Trinidad Removed from Harmful Tax Practices List

  • The government of Trinidad and Tobago announced that the country has been removed from the list of nations identified by the Organization for Economic Co-operation and Development (OECD) as having harmful tax practices
  • Finance Minister Colm Imbert confirmed that Port of Spain was officially delisted from this category in February 2025. This move reflects the country’s progress in aligning with international standards for tax transparency and regulatory compliance
  • It joins Anguilla, Barbados, Bermuda, the British Virgin Islands, the Cayman Islands and the Turks and Caicos Islands whose policies are deemed not harmful. The OECD’s Forum on Harmful Tax Practices (FHTP) has been conducting reviews of preferential tax regimes for the last 25 years to determine whether the regimes could be harmful to the tax base of other jurisdictions.
  • Base erosion and profit shifting (BEPS), where multinationals shift profits to low or no-tax locations where they have little or no economic activity or erode tax bases through deductible payments, such as interest or royalties, cost countries throughout the world billions in lost revenue annually.
  • Imbert noted that BEPS practices undermine the fairness and integrity of tax systems because businesses that operate across borders can use them to gain a competitive advantage over enterprises operating at the domestic level.

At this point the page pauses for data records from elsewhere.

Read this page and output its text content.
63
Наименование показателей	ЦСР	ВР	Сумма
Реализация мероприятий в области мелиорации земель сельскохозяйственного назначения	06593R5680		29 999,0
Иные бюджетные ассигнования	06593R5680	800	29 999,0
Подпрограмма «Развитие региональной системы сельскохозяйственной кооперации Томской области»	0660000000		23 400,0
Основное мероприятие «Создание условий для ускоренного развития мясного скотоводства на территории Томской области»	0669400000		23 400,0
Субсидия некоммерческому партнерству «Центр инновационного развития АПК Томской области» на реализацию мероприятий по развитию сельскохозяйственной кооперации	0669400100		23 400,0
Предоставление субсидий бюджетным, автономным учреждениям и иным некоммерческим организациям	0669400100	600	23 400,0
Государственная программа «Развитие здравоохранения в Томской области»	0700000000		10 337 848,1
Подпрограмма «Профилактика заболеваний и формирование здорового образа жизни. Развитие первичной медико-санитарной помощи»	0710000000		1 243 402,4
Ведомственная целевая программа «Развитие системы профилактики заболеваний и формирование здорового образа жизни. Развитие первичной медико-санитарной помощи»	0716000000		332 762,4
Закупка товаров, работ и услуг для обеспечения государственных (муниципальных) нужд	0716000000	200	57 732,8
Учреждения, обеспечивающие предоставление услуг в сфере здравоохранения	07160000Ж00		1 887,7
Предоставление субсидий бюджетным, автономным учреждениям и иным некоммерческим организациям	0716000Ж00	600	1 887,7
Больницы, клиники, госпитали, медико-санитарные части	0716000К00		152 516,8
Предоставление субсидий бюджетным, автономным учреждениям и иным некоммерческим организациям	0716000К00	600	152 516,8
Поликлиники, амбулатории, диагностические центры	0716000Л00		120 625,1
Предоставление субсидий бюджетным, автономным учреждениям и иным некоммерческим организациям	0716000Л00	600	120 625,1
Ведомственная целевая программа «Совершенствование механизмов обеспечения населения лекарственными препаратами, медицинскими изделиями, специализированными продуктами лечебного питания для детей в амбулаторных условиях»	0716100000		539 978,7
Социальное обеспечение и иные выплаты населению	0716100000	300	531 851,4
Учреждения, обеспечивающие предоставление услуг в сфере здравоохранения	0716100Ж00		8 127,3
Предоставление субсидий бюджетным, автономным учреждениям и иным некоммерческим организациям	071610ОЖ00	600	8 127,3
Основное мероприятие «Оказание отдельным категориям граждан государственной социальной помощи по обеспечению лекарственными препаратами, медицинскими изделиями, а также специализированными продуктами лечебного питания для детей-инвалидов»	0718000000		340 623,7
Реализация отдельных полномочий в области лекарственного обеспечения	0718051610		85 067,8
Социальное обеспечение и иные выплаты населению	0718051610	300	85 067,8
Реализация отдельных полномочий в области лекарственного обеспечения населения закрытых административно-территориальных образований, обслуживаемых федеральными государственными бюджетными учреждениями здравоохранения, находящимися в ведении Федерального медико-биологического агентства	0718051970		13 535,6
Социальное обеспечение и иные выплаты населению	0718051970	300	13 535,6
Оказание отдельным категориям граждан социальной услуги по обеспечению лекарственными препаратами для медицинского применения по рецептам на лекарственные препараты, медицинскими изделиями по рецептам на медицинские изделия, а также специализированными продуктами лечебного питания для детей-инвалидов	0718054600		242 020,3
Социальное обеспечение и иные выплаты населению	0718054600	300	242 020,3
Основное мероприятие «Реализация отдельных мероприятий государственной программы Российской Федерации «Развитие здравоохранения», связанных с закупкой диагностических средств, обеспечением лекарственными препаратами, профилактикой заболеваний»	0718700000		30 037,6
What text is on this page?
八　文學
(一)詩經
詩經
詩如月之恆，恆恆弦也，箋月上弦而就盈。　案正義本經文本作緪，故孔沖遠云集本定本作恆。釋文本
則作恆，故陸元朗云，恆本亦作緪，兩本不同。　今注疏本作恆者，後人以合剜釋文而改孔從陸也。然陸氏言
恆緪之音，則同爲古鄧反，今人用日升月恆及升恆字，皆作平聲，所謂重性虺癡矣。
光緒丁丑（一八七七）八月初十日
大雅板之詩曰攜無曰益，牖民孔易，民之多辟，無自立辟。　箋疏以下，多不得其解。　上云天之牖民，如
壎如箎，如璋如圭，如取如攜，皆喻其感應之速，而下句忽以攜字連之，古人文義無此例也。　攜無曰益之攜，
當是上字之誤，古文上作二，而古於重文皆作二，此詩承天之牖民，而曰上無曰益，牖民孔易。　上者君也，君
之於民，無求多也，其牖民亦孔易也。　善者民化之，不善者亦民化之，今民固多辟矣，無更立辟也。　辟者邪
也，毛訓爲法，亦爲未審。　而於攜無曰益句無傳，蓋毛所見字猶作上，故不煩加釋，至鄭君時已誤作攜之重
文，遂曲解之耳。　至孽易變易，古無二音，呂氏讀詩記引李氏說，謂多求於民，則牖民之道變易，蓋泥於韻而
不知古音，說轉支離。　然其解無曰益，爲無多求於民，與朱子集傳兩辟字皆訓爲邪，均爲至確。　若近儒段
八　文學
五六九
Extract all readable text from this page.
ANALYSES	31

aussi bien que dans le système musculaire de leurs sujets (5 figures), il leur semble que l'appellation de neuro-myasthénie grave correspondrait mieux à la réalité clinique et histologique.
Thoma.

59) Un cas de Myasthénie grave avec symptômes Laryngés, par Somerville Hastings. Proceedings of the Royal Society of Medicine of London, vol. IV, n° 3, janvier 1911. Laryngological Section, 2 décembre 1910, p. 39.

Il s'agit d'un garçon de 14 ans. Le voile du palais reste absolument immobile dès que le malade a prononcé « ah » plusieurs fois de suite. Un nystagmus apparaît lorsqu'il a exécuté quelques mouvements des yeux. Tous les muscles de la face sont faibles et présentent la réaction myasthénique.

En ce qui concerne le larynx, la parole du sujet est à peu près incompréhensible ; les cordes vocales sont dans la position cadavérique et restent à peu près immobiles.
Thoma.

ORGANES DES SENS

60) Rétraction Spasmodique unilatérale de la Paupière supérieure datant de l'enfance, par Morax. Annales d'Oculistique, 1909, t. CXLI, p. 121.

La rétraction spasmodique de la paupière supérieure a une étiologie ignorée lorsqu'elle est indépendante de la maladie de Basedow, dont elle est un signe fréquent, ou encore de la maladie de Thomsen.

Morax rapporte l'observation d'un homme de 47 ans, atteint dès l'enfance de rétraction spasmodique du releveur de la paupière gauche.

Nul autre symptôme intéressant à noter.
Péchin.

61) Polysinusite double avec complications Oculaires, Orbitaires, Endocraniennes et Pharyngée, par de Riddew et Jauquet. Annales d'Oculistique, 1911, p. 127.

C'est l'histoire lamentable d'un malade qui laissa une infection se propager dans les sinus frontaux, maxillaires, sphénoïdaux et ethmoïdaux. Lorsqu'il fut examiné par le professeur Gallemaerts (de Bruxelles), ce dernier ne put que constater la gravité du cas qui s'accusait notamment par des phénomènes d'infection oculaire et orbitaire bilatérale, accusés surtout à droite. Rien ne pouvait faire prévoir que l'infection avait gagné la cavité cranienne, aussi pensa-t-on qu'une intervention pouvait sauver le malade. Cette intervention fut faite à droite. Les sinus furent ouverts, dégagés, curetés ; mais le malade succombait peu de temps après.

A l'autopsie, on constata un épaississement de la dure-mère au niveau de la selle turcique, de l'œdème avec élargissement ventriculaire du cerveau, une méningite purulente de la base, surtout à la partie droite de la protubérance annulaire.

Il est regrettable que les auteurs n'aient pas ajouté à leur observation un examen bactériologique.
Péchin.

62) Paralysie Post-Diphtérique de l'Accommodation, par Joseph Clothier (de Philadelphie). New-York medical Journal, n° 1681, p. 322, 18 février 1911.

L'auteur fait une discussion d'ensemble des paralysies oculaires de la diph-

Imbert said in the new Special Economic Zones, a minimum global tax rate of 15 percent is imposed on multinationals operating in the country’s SEZs, in accordance with the BEPS standards.
  • The Global Forum is a multilateral framework for tax transparency and information sharing, within which over 170 countries participate equally. The acknowledgement by the OECD that Trinidad and Tobago is no longer considered to have harmful tax practices is an important step in our journey towards full compliance with the Global Forum and the European Union.